Отправив это письмо, я рассказал послу всю эту историю, и он ответил мне только, что Менгса уважают только за его талант, потому что в остальном весь Мадрид его знает как человека странного. Этот человек поселил меня у себя только из тщеславия, в тот момент, когда весь Мадрид, граф д’Аранда и все министры должны были об этом узнать, и многие – подумать, что это сделано в его интересах – перевести меня в его дом. Он сказал мне даже, в своем высокомерии, что я должен был заставить алькальда Месса отвезти меня не в кафе, где я жил, но к нему, поскольку это от него меня увезли. Это был человек, жаждавший славы, великий труженик, жадный, и враг всех художников – своих современников, которые могли считаться равными ему, и он ошибался, потому что, хотя и большой художник в том, что касается колорита и рисунка, он не обладал тем самым первым, что делает художника великим – воображением.

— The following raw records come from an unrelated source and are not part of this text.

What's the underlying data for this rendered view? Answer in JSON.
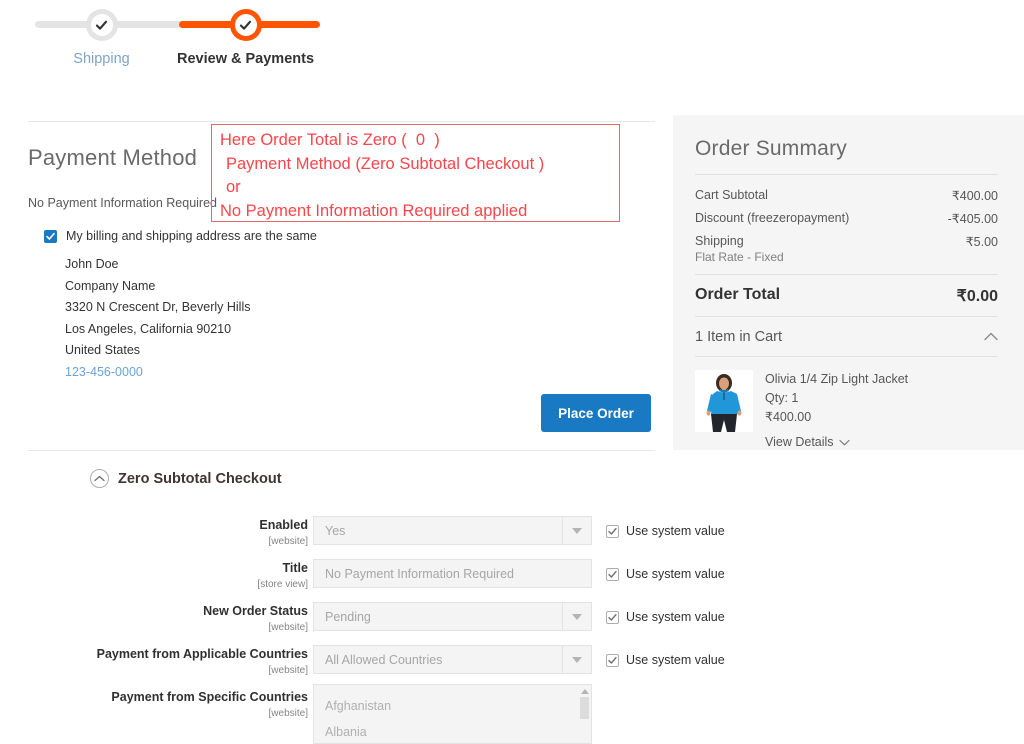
{
  "checkout_progress": {
    "steps": [
      {
        "label": "Shipping",
        "state": "complete",
        "icon": "check-icon"
      },
      {
        "label": "Review & Payments",
        "state": "current",
        "icon": "check-icon"
      }
    ]
  },
  "payment_method": {
    "heading": "Payment Method",
    "method_name": "No Payment Information Required",
    "same_address_label": "My billing and shipping address are the same",
    "same_address_checked": true,
    "address": [
      "John Doe",
      "Company Name",
      "3320 N Crescent Dr, Beverly Hills",
      "Los Angeles, California 90210",
      "United States"
    ],
    "phone": "123-456-0000",
    "place_order_label": "Place Order"
  },
  "annotation": {
    "line1": "Here Order Total is Zero (  0  )",
    "line2": "Payment Method (Zero Subtotal Checkout )",
    "line3": "or",
    "line4": "No Payment Information Required applied",
    "border_color": "#e8656a",
    "text_color": "#f9454b"
  },
  "order_summary": {
    "title": "Order Summary",
    "rows": [
      {
        "label": "Cart Subtotal",
        "sub": "",
        "value": "₹400.00"
      },
      {
        "label": "Discount (freezeropayment)",
        "sub": "",
        "value": "-₹405.00"
      },
      {
        "label": "Shipping",
        "sub": "Flat Rate - Fixed",
        "value": "₹5.00"
      }
    ],
    "grand_total": {
      "label": "Order Total",
      "value": "₹0.00"
    },
    "cart_header": "1 Item in Cart",
    "cart_collapse_icon": "chevron-up-icon",
    "item": {
      "name": "Olivia 1/4 Zip Light Jacket",
      "qty_label": "Qty: 1",
      "price": "₹400.00",
      "view_details_label": "View Details",
      "view_details_icon": "chevron-down-icon"
    }
  },
  "admin_section": {
    "title": "Zero Subtotal Checkout",
    "collapse_icon": "chevron-up-circle-icon",
    "use_system_value_label": "Use system value",
    "fields": [
      {
        "label": "Enabled",
        "scope": "[website]",
        "type": "select",
        "value": "Yes",
        "use_system_value": true
      },
      {
        "label": "Title",
        "scope": "[store view]",
        "type": "text",
        "value": "No Payment Information Required",
        "use_system_value": true
      },
      {
        "label": "New Order Status",
        "scope": "[website]",
        "type": "select",
        "value": "Pending",
        "use_system_value": true
      },
      {
        "label": "Payment from Applicable Countries",
        "scope": "[website]",
        "type": "select",
        "value": "All Allowed Countries",
        "use_system_value": true
      },
      {
        "label": "Payment from Specific Countries",
        "scope": "[website]",
        "type": "multiselect",
        "options": [
          "Afghanistan",
          "Albania"
        ],
        "use_system_value": false
      }
    ]
  },
  "colors": {
    "accent_orange": "#ff5501",
    "primary_blue": "#1979c3",
    "panel_gray": "#f5f5f5"
  }
}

– Это, – сказал я ему однажды, – как каждый большой поэт должен быть художником, а каждый художник – поэтом.
Он воспринял мою сентенцию недовольно, так как решил, к сожалению, что я ее произнес только для того, чтобы указать ему на его недостаток. Он был очень невежествен, а желал сойти за ученого; он был пьяница, похотлив, гневлив, ревнив и скуп, а хотел сойти за добропорядочного. Большой труженик, он вынужден был не обедать, потому что любил выпить до полной потери рассудка. Поэтому, будучи приглашен кем-то на обед, он пил только воду.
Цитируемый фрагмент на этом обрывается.